La semana de Sant Jordi, a finales del pasado mes de abril, Valentín Stalf, consejero delegado y cofundador de N26, estuvo un par de días en Barcelona para participar en el encuentro de empresas ­tecnológicas EU-Startups. Fue ­suficiente para convencerse y ­decidir que Barcelona es la ciudad en la que N26 abrirá su segunda ­sede europea.

Según anunció ayer Stalf durante un evento de fintech en Dublín, N26 tendrá a partir de septiembre en Barcelona una ofi­cina de desarrollo de producto y tecnología, que puede contar con unos 100 ingenieros y expertos a ­finales del 2019, y llegar a 200 en dos o tres años. Los perfiles que se buscan se especifican en el propio portal de la empresa.

La nueva oficina de desarrollo de producto y tecnología tendrá 200 empleados en dos o tres años

N26, creado en Berlín en el 2015, es, junto a Revolut, con sede en Londres, uno de los principales actores europeos de la nueva banca móvil: son entidades concebidas directamente para funcionar desde el smartphone. N26, banco con licencia para operar en toda Europa, tiene sede en Berlín, donde emplea a 430 personas, y además, acaba de abrir una oficina en Nueva York, con unos 20 empleados, para preparar la entrada en el mercado estadounidense, prevista para finales del 2018. Recientemente N26 consiguió 160 millones de dólares (132 millones de euros) en una ronda de serie C liderada por la china Tencent y la aseguradora alemana Allianz, y acumula desde su fundación recursos por 215 millones de dólares (177 millones de euros).

Paco Sierra, director general de N26 para España, explica que han contado con el apoyo de Barcelona Activa y que la semana que viene iniciarán la búsqueda de las nuevas oficinas en Barcelona. “No será una sede comercial, sino de ­desarrollo tecnológico y de producto. Actualmente el equipo tecnológico cuenta con más de 100 personas en Berlín, y ahora crecerá en Barcelona”. La matriz en Berlín, donde se concentran operaciones, sistemas o regulación, “también sigue creciendo”, añadió.

Las ventajas de Barcelona inclinan la decisión

“La cultura de gente emprendedora y joven de N26 encaja con la dinámica que hay en Barcelona, líder en innovación y que atrae el talento internacional. Es lo que buscamos, el espíritu de generación de ideas.
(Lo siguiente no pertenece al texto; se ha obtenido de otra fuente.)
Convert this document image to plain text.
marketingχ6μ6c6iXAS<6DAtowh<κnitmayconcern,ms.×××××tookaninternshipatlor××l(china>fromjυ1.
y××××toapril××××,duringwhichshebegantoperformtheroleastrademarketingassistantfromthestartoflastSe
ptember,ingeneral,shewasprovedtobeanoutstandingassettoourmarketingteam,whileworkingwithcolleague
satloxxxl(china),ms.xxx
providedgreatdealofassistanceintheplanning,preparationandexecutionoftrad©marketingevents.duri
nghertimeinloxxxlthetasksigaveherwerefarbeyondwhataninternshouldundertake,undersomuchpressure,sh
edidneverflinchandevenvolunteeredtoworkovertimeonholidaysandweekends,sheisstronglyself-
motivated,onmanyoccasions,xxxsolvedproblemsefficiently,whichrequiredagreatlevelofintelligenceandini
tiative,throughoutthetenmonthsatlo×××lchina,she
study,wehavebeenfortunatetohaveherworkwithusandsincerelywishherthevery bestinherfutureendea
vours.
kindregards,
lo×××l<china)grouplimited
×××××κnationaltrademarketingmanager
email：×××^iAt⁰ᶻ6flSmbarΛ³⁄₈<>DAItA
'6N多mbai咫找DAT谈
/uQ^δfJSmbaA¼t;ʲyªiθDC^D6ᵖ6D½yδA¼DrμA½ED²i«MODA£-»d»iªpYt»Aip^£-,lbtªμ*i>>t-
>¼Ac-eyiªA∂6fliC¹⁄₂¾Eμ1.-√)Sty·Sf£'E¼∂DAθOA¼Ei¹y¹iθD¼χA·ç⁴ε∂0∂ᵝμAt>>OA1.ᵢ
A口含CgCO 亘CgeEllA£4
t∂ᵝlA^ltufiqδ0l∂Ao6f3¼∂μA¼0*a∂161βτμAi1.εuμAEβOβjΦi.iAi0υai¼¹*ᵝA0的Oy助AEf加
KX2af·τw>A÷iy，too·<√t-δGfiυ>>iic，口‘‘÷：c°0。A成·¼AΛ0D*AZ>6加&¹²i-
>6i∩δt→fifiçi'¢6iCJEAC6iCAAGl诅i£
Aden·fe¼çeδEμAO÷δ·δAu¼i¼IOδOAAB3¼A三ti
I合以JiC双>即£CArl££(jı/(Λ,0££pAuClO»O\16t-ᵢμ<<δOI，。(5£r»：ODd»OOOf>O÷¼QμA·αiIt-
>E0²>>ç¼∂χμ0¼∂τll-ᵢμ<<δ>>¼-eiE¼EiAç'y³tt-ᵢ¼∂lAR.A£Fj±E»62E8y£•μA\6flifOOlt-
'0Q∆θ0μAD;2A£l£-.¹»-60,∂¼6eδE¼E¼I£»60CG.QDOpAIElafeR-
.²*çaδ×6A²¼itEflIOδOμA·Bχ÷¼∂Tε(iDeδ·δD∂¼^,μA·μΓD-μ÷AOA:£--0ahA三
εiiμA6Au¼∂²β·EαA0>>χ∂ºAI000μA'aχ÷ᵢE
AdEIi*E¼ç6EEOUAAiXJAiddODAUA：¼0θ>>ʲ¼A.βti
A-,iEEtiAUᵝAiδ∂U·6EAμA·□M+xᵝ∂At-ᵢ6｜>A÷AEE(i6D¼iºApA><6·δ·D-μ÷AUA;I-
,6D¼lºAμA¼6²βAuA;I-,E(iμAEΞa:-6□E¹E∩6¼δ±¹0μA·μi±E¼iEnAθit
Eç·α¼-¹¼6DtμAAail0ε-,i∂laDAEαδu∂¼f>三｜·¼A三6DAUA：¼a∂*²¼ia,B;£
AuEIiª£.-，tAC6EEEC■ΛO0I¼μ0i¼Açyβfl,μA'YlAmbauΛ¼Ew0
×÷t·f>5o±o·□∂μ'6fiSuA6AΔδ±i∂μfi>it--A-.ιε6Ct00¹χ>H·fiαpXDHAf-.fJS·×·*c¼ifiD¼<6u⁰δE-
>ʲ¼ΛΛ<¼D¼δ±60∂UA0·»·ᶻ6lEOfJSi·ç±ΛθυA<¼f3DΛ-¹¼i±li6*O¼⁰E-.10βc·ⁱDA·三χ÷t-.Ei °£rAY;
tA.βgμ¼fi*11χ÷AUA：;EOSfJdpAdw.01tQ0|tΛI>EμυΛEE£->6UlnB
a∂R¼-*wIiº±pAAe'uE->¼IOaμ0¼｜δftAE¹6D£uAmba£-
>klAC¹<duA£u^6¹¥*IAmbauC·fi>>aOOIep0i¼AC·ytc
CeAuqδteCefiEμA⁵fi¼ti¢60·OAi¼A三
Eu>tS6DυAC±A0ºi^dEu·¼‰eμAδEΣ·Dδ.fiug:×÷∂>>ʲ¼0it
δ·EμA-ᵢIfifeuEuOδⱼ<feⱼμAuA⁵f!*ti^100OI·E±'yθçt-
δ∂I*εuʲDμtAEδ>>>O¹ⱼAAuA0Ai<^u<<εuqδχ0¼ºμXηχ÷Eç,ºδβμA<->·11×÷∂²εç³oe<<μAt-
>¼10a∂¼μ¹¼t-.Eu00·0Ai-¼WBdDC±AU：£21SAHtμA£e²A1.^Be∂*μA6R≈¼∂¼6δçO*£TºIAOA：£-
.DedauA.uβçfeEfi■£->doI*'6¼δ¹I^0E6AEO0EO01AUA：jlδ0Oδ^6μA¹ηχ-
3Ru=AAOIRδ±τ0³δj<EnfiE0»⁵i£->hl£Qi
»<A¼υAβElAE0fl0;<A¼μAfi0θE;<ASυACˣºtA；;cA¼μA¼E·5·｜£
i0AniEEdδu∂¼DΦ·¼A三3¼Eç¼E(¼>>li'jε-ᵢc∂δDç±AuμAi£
Para hacer cosas nuevas con las que cambiar la banca necesitamos esos perfiles y esa curiosidad. Los salarios en Barcelona están al nivel de Berlín, y la gente quiere ir a Barcelona”, afirmó ayer Sierra. La idea, explicó, es que exista mucha relación entre Berlín (donde está el equipo de negocio para el mercado español) y Barcelona, conectadas también con la oficina de Madrid, donde trabajan dos personas en temas institucionales y de alianzas.

Cuando estuvo en Barcelona en abril, Stalf contó a La Vanguardia que “N26 ya no somos una start-up, en Alemania nos conoce la gente de la calle”: Francia ya se ha puesto a nivel de Alemania, aseguró, Italia es el tercer mercado y España (con 100.000 clientes previstos a final de este año) ya es el cuarto de los 17 países en los que opera.

La empresa, creada en Berlín en 2015, ha recibido 177 millones de inversión

Esta semana, N26 ha anunciado también que ya ha superado la cota de los 1.000 millones de euros en transacciones mensuales con más de un millón de clientes -prevé llegar a 5 millones en el 2020-.

El modelo de negocio de N26, explicaba Stalf, “es similar al de los bancos tradicionales, pero al empezar de cero y con tecnología, tenemos una estructura muy ligera. Los ingresos no vienen de comisiones tradicionales, sino de los productos prémium (tarjetas, seguros) y de las comisiones por transacciones que pagan los comerciantes”. Además, la entidad se asocia con otras fintech o entidades tradicionales para comercializar sus productos.

Pero el foco de la entidad parece muy centrado en la experiencia de usuario: “Hemos creado un estandar en banca móvil. Los productos digitales están en constante evolución, y sólo estamos al principio. Queremos liderar la transformación del mercado”, manifestó Stalf.